Vor einem Jahr verlor die 75jährige ihre Arbeit. „Mein Arbeitgeber hat mich gedrängt, aufzuhören, weil ich immer öfter krank wurde.“ Die vergangenen 14 Jahre hat sie als Hausangestellte gearbeitet. Sie verdiente 880 Mark im Monat bei freiem Wohnen und Essen. Obwohl ihr Freunde damals wegen der schlechten Bezahlung abgeraten hatten, nahm Ho die Arbeit an. „Es ist schwer, im Alter überhaupt einen Job zu finden.“

Das Pro-Kopf-Einkommen liegt in Hongkong bei 25.000 US- Dollar. Während die Wahrscheinlichkeit nirgends größer ist, von einem Rolls Royce überfahren zu werden, erfroren im Februar 1996 112 Menschen.
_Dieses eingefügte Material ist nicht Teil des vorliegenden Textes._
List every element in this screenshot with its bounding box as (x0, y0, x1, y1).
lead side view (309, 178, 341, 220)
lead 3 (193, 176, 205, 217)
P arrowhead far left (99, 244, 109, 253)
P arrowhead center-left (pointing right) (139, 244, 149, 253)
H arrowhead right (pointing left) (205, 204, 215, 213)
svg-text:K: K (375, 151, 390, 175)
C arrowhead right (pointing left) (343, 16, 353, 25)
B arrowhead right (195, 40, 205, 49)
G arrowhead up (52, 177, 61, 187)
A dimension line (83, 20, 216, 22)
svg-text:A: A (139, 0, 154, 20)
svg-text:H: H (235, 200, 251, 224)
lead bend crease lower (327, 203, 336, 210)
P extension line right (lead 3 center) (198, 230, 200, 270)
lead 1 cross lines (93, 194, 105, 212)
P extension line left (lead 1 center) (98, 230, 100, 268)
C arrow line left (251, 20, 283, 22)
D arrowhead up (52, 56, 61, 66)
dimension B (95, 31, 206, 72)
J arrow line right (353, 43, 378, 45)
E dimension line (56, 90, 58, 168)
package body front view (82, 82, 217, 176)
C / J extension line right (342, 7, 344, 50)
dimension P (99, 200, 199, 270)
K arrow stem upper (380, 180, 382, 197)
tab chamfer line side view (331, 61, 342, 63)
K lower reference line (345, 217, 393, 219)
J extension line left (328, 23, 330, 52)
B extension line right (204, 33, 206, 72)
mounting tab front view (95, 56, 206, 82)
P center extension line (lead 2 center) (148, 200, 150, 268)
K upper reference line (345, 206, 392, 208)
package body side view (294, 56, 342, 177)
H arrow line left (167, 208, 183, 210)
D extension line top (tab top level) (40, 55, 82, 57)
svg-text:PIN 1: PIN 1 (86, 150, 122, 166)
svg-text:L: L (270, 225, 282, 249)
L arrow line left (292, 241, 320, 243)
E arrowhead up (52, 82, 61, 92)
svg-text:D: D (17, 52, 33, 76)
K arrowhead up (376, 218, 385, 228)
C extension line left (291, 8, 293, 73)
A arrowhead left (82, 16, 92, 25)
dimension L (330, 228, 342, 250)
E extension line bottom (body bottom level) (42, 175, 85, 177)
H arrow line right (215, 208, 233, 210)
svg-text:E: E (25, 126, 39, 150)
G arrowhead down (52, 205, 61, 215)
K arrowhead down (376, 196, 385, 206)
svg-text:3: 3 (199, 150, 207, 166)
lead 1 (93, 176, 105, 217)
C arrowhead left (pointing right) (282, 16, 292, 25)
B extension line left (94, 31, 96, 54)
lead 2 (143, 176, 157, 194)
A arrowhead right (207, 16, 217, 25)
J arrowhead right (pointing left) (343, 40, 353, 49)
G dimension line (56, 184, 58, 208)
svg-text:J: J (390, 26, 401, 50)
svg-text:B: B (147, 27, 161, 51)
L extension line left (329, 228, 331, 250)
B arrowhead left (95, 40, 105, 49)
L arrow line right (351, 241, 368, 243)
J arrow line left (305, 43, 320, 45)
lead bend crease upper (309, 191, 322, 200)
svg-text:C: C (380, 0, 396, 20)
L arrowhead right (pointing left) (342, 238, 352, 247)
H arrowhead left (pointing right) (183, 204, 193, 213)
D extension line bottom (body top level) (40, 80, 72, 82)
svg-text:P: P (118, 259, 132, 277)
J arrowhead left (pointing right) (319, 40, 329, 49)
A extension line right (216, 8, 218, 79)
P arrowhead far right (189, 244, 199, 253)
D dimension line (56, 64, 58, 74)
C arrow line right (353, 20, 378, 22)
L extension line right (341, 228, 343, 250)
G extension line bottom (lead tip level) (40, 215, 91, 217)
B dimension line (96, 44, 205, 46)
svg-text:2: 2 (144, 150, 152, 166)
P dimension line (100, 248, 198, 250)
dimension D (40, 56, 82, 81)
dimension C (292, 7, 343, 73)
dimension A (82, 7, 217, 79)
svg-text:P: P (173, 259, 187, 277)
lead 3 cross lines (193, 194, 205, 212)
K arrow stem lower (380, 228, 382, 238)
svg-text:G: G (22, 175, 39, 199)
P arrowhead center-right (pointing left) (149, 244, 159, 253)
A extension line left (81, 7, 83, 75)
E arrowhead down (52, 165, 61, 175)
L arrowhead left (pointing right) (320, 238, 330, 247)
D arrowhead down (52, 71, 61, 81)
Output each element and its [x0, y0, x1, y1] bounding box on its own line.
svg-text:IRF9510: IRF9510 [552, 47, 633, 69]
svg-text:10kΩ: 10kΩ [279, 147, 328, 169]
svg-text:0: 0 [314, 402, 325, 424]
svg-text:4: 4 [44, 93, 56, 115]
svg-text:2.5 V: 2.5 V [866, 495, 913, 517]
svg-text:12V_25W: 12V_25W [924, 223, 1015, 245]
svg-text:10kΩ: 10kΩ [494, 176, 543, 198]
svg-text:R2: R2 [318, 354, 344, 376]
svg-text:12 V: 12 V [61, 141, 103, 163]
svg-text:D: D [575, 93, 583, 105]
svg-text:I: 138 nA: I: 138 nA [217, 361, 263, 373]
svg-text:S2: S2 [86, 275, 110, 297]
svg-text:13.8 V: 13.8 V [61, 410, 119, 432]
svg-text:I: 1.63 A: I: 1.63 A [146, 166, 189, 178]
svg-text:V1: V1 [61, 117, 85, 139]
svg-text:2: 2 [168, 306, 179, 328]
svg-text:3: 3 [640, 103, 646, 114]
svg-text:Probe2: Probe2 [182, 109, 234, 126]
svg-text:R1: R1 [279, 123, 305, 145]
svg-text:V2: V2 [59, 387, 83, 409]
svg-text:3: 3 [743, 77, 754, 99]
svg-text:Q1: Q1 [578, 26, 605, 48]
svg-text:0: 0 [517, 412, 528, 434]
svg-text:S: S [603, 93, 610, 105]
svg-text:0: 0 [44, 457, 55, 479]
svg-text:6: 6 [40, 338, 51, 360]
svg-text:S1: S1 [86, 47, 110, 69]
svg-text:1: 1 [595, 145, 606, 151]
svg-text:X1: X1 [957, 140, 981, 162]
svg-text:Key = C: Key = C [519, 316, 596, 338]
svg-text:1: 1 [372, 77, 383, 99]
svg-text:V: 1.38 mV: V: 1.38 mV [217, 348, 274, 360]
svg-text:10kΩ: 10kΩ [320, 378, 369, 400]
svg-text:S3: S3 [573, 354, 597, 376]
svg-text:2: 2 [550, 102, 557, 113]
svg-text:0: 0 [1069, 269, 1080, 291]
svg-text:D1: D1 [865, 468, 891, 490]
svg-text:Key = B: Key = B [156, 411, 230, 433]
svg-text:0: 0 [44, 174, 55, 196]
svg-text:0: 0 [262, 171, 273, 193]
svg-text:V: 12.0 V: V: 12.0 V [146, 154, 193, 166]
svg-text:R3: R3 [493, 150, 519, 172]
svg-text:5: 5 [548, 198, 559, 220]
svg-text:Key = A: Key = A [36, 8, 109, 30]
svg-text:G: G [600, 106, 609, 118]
Mit unter 10 Grad plus herrschten eine Woche lang im sonst fast tropischen Hongkong die kältesten Temperaturen seit fünfzig Jahren.

„In Hongkong konzentrieren sich zu viele nur auf politische und bürgerliche Rechte und vergessen die sozialen“, sagt Ho Hei Wah von der unabhängigen „Society for Community Organisation“ (Soco). „Unsere Wirtschaftskraft macht uns zum Teil der Ersten Welt, aber unser Sozialsystem hat Dritte- Welt-Standard. Hätte die britische Kolonialregierung die hiesige Sozialpolitik in Großbritannien verfolgt, wäre die Konservative Partei viel früher abgewählt worden.“

Der Höchstsatz der Einkommensteuer beträgt in Hongkong nur 15 Prozent. Da bleibt nicht viel für staatliche Ausgaben. Nach Studien von Sozialwissenschaftlern leben rund 10 Prozent der Bevölkerung in absoluter Armut. Davon erhält nur ein Drittel staatliche Hilfe. Nach Angaben des Rates für soziale Dienste, eines Zusammenschlusses von Wohlfahrtsverbänden, müssen 142.000 Haushalte ihre Ausgaben für Lebensmittel einschränken, um die Miete zahlen zu können. Hongkongs Mieten gehören zu den höchsten der Welt. Über die Hälfte der Bevölkerung lebt in Sozialbauten, doch die Wartezeiten für eine preiswerte Wohnung betragen sieben Jahre. Es gibt keine staatliche Rentenversicherung. Bei Lebenshaltungskosten fast so hoch wie in Deutschland bekommt Madame Ho 455 Mark Sozialhilfe im Monat, etwas mehr als zwei Drittel des Höchstsatzes.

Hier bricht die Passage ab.